Choć z prezentowanych wówczas 183 prac zachowała się tylko jedna trzecia, to namalowane obrazy i żywe komentarze z nimi związane świadczą, iż wystawa 9 na 5 okazała się doniosłym wydarzeniem w historii sztuki Australii[5].
1 lipca 1891 roku amerykański krytyk sztuki, Sidney Dickinson pisząc recenzję z wystawy prac malarzy z Melbourne, Waltera Withersa i Arthura Streetona użył sformułowania Heidelberg School, ponieważ artyści ci malowali w pobliżu miejscowości Heidelberg[1]. W rzeczywistości malarze określani tym mianem nie należeli do żadnej „szkoły”, ani też mieli nie dokładnie takich samych dążeń. Przyjaźnili się jednak i malowali razem w miejscach takich jak Box Hill czy Heidelberg[2].
Prace malarzy szkoły z Heidelbergu są dziś cenione, ponieważ byli oni pierwszymi artystami, którzy realistycznie przedstawiali surowe piękno australijskiego krajobrazu. W celu uchwycenia światła i koloru posługiwali się takimi technikami „impresjonistycznymi” jak szybkie, szerokie pociągnięcia pędzlem. Stworzyli dużą liczbę dzieł przedstawiających ludzi, miejsca i krajobrazy[3]. Szkoła z Heidelbergu nie była jednak prostą repliką francuskiego impresjonizmu; w wielu z jej pracach widoczny był również wpływ zarówno naturalizmu, jak i realizmu. W praktyce oznaczało to, że barwa zastosowanych pigmentów miała bardziej naturalny odcień, a kompozycje jako całość zachowywały większy zmysł formy niż te, tworzone przez takich artystów jak Claude Monet, Pierre-Auguste Renoir czy Camille Pissarro[6].

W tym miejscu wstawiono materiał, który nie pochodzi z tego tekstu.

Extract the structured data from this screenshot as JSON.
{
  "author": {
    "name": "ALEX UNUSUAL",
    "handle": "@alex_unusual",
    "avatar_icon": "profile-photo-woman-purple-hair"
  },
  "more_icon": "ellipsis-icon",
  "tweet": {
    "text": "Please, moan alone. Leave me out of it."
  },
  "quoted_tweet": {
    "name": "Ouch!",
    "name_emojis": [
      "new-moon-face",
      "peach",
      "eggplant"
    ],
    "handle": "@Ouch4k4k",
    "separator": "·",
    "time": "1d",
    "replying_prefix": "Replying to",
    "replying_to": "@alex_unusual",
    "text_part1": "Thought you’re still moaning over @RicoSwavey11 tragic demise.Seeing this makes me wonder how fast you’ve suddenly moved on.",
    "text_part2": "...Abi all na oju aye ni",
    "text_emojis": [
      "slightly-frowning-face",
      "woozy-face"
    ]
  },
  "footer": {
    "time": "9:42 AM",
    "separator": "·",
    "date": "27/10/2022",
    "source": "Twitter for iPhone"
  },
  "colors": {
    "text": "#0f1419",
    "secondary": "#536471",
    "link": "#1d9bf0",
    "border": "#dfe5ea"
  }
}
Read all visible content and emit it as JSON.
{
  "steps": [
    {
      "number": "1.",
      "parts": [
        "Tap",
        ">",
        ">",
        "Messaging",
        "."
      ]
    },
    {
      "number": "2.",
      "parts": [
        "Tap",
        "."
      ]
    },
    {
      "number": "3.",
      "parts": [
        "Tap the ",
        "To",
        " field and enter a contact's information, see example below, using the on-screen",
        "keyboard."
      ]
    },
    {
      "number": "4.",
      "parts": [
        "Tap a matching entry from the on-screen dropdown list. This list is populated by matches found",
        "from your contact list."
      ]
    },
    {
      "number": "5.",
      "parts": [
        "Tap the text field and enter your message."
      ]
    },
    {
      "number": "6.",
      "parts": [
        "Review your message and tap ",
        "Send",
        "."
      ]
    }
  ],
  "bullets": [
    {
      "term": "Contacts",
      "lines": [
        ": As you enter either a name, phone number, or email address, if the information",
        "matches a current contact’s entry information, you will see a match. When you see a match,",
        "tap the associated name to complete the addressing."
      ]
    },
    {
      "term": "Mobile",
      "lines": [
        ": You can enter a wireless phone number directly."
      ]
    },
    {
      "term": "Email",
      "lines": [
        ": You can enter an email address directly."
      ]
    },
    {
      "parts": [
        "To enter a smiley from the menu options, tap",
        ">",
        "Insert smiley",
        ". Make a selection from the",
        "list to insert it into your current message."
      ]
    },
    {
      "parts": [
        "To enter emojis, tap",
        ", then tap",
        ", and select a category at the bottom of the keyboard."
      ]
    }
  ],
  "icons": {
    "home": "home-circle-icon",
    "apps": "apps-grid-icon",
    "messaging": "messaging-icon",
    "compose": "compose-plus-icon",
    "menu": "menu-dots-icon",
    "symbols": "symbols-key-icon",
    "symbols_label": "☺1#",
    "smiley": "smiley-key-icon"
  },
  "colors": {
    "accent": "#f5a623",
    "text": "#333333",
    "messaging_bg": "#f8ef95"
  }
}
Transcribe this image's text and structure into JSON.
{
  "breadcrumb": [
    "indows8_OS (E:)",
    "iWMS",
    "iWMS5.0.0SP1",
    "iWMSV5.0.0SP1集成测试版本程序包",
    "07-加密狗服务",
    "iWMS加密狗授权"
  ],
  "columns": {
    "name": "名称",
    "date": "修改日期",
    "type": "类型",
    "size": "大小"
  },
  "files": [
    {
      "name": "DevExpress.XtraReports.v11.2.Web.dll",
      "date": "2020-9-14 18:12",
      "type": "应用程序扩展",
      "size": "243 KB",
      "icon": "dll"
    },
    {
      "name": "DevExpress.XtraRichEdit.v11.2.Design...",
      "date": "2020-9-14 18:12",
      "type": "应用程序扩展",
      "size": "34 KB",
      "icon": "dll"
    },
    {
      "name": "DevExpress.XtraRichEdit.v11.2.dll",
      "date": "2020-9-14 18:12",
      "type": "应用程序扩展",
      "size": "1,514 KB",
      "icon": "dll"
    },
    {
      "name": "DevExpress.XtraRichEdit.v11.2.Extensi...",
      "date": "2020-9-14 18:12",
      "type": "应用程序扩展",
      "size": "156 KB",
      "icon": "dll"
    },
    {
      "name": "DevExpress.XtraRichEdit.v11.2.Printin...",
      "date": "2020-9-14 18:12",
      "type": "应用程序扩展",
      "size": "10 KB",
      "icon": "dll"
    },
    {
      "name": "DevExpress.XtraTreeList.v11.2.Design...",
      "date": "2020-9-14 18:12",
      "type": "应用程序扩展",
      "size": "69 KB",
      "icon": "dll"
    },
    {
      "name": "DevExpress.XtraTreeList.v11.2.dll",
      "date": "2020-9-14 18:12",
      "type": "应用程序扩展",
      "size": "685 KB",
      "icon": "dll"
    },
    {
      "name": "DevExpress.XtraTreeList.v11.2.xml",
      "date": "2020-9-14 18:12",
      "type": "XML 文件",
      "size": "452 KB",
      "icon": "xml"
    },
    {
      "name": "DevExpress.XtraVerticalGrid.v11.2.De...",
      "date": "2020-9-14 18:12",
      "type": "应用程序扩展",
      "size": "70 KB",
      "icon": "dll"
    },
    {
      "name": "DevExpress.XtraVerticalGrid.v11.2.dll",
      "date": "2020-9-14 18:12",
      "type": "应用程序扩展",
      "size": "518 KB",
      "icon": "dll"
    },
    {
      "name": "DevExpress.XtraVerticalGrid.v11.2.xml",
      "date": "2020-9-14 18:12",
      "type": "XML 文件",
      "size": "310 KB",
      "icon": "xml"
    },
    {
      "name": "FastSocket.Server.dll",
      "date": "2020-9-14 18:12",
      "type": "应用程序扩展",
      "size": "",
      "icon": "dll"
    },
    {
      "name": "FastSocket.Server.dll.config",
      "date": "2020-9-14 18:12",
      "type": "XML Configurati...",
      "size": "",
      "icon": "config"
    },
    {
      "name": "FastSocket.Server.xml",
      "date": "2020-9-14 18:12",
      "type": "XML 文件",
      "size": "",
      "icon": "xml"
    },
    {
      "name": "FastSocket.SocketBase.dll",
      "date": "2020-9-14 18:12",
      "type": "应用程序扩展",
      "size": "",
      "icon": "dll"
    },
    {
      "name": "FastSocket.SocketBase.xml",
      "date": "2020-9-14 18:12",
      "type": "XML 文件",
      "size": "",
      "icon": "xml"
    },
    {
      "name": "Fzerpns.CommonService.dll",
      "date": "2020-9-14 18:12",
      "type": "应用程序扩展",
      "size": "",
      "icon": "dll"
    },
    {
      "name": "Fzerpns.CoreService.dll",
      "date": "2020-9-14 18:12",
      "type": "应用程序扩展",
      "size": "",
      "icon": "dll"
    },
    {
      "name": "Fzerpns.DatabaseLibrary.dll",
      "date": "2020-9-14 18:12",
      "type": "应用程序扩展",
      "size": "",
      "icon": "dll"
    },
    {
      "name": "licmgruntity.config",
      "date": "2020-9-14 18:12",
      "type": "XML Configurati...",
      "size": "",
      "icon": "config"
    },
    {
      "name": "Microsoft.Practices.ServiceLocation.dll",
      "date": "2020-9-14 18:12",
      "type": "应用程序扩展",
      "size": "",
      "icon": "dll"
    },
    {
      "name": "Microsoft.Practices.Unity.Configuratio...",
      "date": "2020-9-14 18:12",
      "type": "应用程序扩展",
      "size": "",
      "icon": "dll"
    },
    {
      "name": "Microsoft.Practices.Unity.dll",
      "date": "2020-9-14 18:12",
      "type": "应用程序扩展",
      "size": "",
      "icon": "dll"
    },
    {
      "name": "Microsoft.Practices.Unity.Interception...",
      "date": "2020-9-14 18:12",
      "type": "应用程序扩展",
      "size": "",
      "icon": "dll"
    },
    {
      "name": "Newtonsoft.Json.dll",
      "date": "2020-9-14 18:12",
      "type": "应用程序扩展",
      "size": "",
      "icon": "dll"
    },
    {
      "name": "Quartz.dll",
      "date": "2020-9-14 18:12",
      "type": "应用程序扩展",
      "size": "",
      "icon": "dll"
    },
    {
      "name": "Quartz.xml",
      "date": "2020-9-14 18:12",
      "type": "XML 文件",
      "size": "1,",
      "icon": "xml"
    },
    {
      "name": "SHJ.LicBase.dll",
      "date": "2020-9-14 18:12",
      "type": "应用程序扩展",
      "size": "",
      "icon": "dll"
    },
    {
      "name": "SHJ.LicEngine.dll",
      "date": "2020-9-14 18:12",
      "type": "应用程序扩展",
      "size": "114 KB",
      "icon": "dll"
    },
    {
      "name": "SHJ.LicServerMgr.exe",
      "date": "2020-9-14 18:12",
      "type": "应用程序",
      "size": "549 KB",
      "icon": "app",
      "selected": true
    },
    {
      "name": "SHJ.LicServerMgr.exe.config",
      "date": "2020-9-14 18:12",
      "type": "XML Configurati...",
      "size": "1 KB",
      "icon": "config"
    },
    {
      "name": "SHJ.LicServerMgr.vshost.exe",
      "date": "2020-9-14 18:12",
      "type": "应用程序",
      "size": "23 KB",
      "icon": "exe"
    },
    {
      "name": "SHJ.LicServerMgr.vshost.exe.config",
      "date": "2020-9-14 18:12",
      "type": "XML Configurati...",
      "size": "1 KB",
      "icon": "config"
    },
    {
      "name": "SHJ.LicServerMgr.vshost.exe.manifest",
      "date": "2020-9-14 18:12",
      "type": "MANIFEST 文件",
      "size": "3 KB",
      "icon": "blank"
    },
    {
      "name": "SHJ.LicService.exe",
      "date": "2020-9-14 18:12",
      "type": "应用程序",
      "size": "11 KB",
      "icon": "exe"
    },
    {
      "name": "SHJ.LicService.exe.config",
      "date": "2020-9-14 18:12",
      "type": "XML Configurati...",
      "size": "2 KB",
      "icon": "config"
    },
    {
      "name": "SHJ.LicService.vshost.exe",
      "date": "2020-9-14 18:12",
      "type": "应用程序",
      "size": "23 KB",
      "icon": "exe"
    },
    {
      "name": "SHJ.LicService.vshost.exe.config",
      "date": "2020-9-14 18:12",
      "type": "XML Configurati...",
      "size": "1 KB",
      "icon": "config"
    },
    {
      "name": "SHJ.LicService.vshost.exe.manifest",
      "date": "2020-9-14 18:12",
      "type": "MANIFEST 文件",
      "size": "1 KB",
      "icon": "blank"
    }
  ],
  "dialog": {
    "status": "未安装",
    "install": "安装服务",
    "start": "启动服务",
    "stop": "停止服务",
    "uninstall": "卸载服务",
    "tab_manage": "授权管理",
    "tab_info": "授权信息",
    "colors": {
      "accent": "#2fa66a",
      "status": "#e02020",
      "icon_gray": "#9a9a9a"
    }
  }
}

W 1997 roku w City of Banyule założono The Heidelberg School Artists' Trail, który zajmuje się oznakowaniem miejsc, w których powstały niektóre słynne obrazy namalowane przez artystów spod znaku Heidelberg School; podobny cel przyświeca zorganizowanemu w 1998 roku Coastal Art Trail[4].